Breana, DOB 12/08, was removed from the custody of her mother on May 17, 2010, and placed with her maternal grandmother. Breana had been residing with her grandmother intermittently in Cass County since March 2009, but Kaylin, the mother, would remove the child whenever the grandmother reported Kaylin’s drug use to authorities. The May 17, 2010, removal was the result of a threat by Kaylin to remove Breana again. The petition was filed in Douglas County. At the Protective Custody Hearing, Kaylin and the father argued that the court lacked personal jurisdiction over Breana and that Douglas County was not the proper venue. On July 19, 2010, the juvenile court granted the motions to dismiss the case. The State appealed.

The Nebraska Court of Appeals reversed the juvenile court’s dismissal.
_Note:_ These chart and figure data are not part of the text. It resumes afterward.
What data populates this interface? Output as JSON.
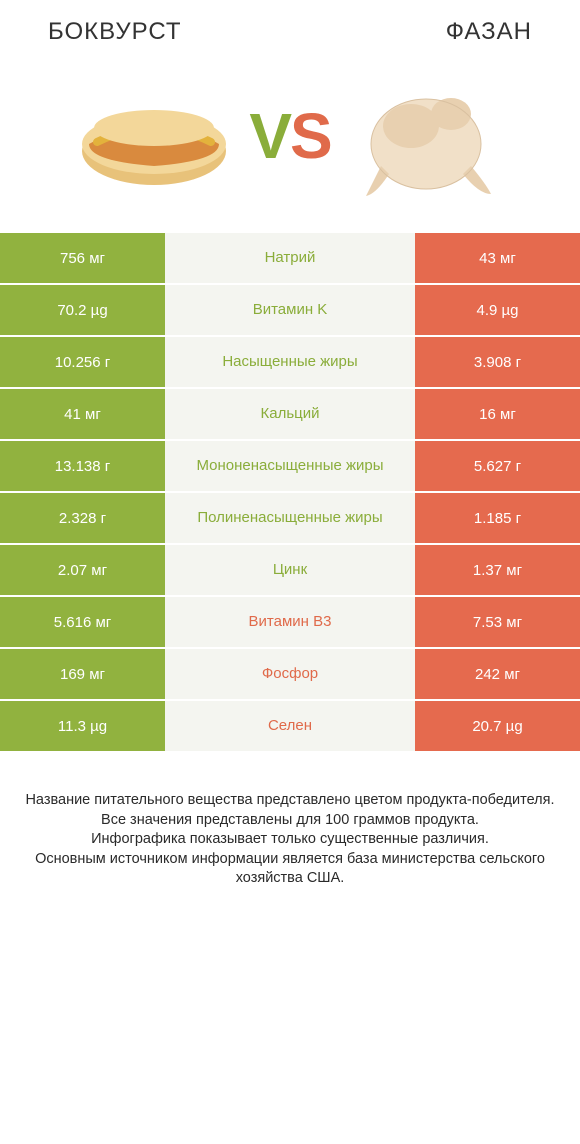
{
  "colors": {
    "left_bg": "#91b23f",
    "right_bg": "#e56a4e",
    "center_bg": "#f4f5f0",
    "label_left": "#8aad3a",
    "label_right": "#e06a4a",
    "text": "#333333"
  },
  "header": {
    "left": "БОКВУРСТ",
    "right": "ФАЗАН"
  },
  "vs": {
    "v": "V",
    "s": "S"
  },
  "icons": {
    "left_alt": "hotdog",
    "right_alt": "pheasant"
  },
  "rows": [
    {
      "left": "756 мг",
      "label": "Натрий",
      "right": "43 мг",
      "winner": "left"
    },
    {
      "left": "70.2 µg",
      "label": "Витамин K",
      "right": "4.9 µg",
      "winner": "left"
    },
    {
      "left": "10.256 г",
      "label": "Насыщенные жиры",
      "right": "3.908 г",
      "winner": "left"
    },
    {
      "left": "41 мг",
      "label": "Кальций",
      "right": "16 мг",
      "winner": "left"
    },
    {
      "left": "13.138 г",
      "label": "Мононенасыщенные жиры",
      "right": "5.627 г",
      "winner": "left"
    },
    {
      "left": "2.328 г",
      "label": "Полиненасыщенные жиры",
      "right": "1.185 г",
      "winner": "left"
    },
    {
      "left": "2.07 мг",
      "label": "Цинк",
      "right": "1.37 мг",
      "winner": "left"
    },
    {
      "left": "5.616 мг",
      "label": "Витамин B3",
      "right": "7.53 мг",
      "winner": "right"
    },
    {
      "left": "169 мг",
      "label": "Фосфор",
      "right": "242 мг",
      "winner": "right"
    },
    {
      "left": "11.3 µg",
      "label": "Селен",
      "right": "20.7 µg",
      "winner": "right"
    }
  ],
  "footer": {
    "line1": "Название питательного вещества представлено цветом продукта-победителя.",
    "line2": "Все значения представлены для 100 граммов продукта.",
    "line3": "Инфографика показывает только существенные различия.",
    "line4": "Основным источником информации является база министерства сельского хозяйства США."
  }
}
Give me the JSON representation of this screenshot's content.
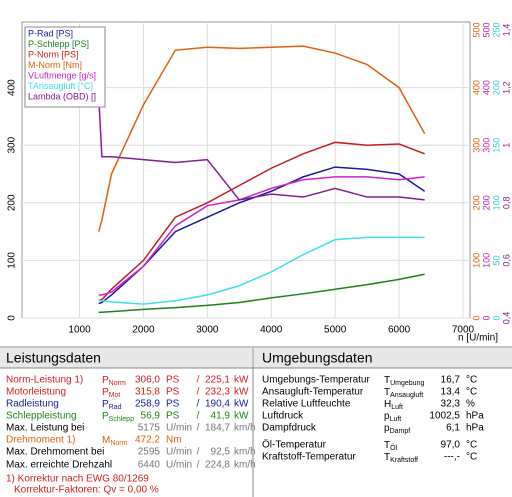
{
  "chart_data": {
    "type": "line",
    "x": [
      1300,
      1350,
      1500,
      2000,
      2500,
      3000,
      3500,
      4000,
      4500,
      5000,
      5500,
      6000,
      6400
    ],
    "xlim": [
      100,
      7000
    ],
    "xticks": [
      1000,
      2000,
      3000,
      4000,
      5000,
      6000,
      7000
    ],
    "x_label": "n [U/min]",
    "ylim": [
      0,
      500
    ],
    "yticks": [
      0,
      100,
      200,
      300,
      400
    ],
    "grid": true,
    "y2lim": [
      0,
      500
    ],
    "y2ticks": [
      0,
      100,
      200,
      300,
      400,
      500
    ],
    "y2color": "#e06010",
    "y3lim": [
      0,
      500
    ],
    "y3ticks": [
      0,
      100,
      200,
      300,
      400,
      500
    ],
    "y3color": "#c020c0",
    "y4lim": [
      0,
      250
    ],
    "y4ticks": [
      0,
      50,
      100,
      150,
      200,
      250
    ],
    "y4color": "#30d0e0",
    "y5lim": [
      0.4,
      1.4
    ],
    "y5ticks": [
      {
        "value": 0.4,
        "label": "0,4"
      },
      {
        "value": 0.6,
        "label": "0,6"
      },
      {
        "value": 0.8,
        "label": "0,8"
      },
      1,
      {
        "value": 1.2,
        "label": "1,2"
      },
      {
        "value": 1.4,
        "label": "1,4"
      }
    ],
    "y5color": "#802090",
    "series": [
      {
        "name": "P-Rad [PS]",
        "color": "#1a1aa0",
        "values": [
          25,
          27,
          40,
          90,
          150,
          175,
          200,
          220,
          245,
          262,
          258,
          250,
          220
        ]
      },
      {
        "name": "P-Schlepp [PS]",
        "color": "#208020",
        "values": [
          10,
          10,
          11,
          15,
          18,
          22,
          27,
          35,
          42,
          50,
          58,
          67,
          76
        ]
      },
      {
        "name": "P-Norm [PS]",
        "color": "#c02020",
        "values": [
          30,
          32,
          50,
          100,
          175,
          200,
          230,
          260,
          285,
          305,
          300,
          302,
          285
        ]
      },
      {
        "name": "M-Norm [Nm]",
        "color": "#e06010",
        "axis": "y2",
        "values": [
          150,
          170,
          250,
          370,
          465,
          470,
          468,
          470,
          472,
          460,
          440,
          400,
          320
        ]
      },
      {
        "name": "VLuftmenge [g/s]",
        "color": "#d020d0",
        "axis": "y3",
        "values": [
          40,
          40,
          45,
          90,
          160,
          195,
          205,
          225,
          240,
          245,
          245,
          240,
          245
        ]
      },
      {
        "name": "TAnsaugluft [°C]",
        "color": "#40e0e8",
        "axis": "y4",
        "values": [
          15,
          15,
          14,
          12,
          15,
          20,
          28,
          40,
          55,
          68,
          70,
          70,
          70
        ]
      },
      {
        "name": "Lambda (OBD) []",
        "color": "#802090",
        "axis": "y5",
        "values": [
          1.17,
          0.96,
          0.96,
          0.95,
          0.94,
          0.95,
          0.81,
          0.83,
          0.82,
          0.85,
          0.82,
          0.82,
          0.81
        ]
      }
    ]
  },
  "power": {
    "title": "Leistungsdaten",
    "rows": [
      {
        "label": "Norm-Leistung 1)",
        "color": "#d02020",
        "symbol": "P",
        "sub": "Norm",
        "value": "306,0",
        "unit": "PS",
        "sep": "/",
        "value2": "225,1",
        "unit2": "kW"
      },
      {
        "label": "Motorleistung",
        "color": "#d02020",
        "symbol": "P",
        "sub": "Mot",
        "value": "315,8",
        "unit": "PS",
        "sep": "/",
        "value2": "232,3",
        "unit2": "kW"
      },
      {
        "label": "Radleistung",
        "color": "#1a1aa0",
        "symbol": "P",
        "sub": "Rad",
        "value": "258,9",
        "unit": "PS",
        "sep": "/",
        "value2": "190,4",
        "unit2": "kW"
      },
      {
        "label": "Schleppleistung",
        "color": "#208020",
        "symbol": "P",
        "sub": "Schlepp",
        "value": "56,9",
        "unit": "PS",
        "sep": "/",
        "value2": "41,9",
        "unit2": "kW"
      },
      {
        "label": "Max. Leistung bei",
        "color": "#000000",
        "value": "5175",
        "unit": "U/min",
        "sep": "/",
        "value2": "184,7",
        "unit2": "km/h"
      },
      {
        "label": "Drehmoment 1)",
        "color": "#e06010",
        "symbol": "M",
        "sub": "Norm",
        "value": "472,2",
        "unit": "Nm"
      },
      {
        "label": "Max. Drehmoment bei",
        "color": "#000000",
        "value": "2595",
        "unit": "U/min",
        "sep": "/",
        "value2": "92,5",
        "unit2": "km/h"
      },
      {
        "label": "Max. erreichte Drehzahl",
        "color": "#000000",
        "value": "6440",
        "unit": "U/min",
        "sep": "/",
        "value2": "224,8",
        "unit2": "km/h"
      }
    ],
    "footnote": "1) Korrektur nach EWG 80/1269",
    "factors": "Korrektur-Faktoren: Qv =  0,00 %"
  },
  "ambient": {
    "title": "Umgebungsdaten",
    "rows": [
      {
        "label": "Umgebungs-Temperatur",
        "symbol": "T",
        "sub": "Umgebung",
        "value": "16,7",
        "unit": "°C"
      },
      {
        "label": "Ansaugluft-Temperatur",
        "symbol": "T",
        "sub": "Ansaugluft",
        "value": "13,4",
        "unit": "°C"
      },
      {
        "label": "Relative Luftfeuchte",
        "symbol": "H",
        "sub": "Luft",
        "value": "32,3",
        "unit": "%"
      },
      {
        "label": "Luftdruck",
        "symbol": "p",
        "sub": "Luft",
        "value": "1002,5",
        "unit": "hPa"
      },
      {
        "label": "Dampfdruck",
        "symbol": "p",
        "sub": "Dampf",
        "value": "6,1",
        "unit": "hPa"
      },
      {
        "label": "Öl-Temperatur",
        "symbol": "T",
        "sub": "Öl",
        "value": "97,0",
        "unit": "°C"
      },
      {
        "label": "Kraftstoff-Temperatur",
        "symbol": "T",
        "sub": "Kraftstoff",
        "value": "---,-",
        "unit": "°C"
      }
    ]
  }
}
The Court of Appeals first clarified the term “personal jurisdiction” to be “subject matter jurisdiction” in this case, which would grant the court the authority to hear certain actions, and not the authority to bind a particular person to a decision. Under the juvenile code, the juvenile court has far-reaching subject matter jurisdiction, namely under 43-247(3)(a) of any juvenile who lacks proper parental care by reason of fault or habits of the child’s parent, guardian or custodian. The Court of Appeals held that this broad subject matter jurisdiction is not limited by the child’s temporary residence in another county. As for venue, it was noted that proper venue is immaterial to whether a child falls within the meaning of 43-247(3)(a), and that 43-282 gives the court discretion after adjudication to transfer a case to a county where the child is living. The Court of Appeals therefore held that a juvenile court should not grant a motion to dismiss based on improper venue but should first hold an adjudication hearing, after which the matter of transferring the proceedings to another county would then be considered. The Court of Appeals finally noted that the Indian Child Welfare Act (ICWA) does not apply in the consideration of which court has jurisdiction because neither parent has filed a petition to transfer the case to tribal court.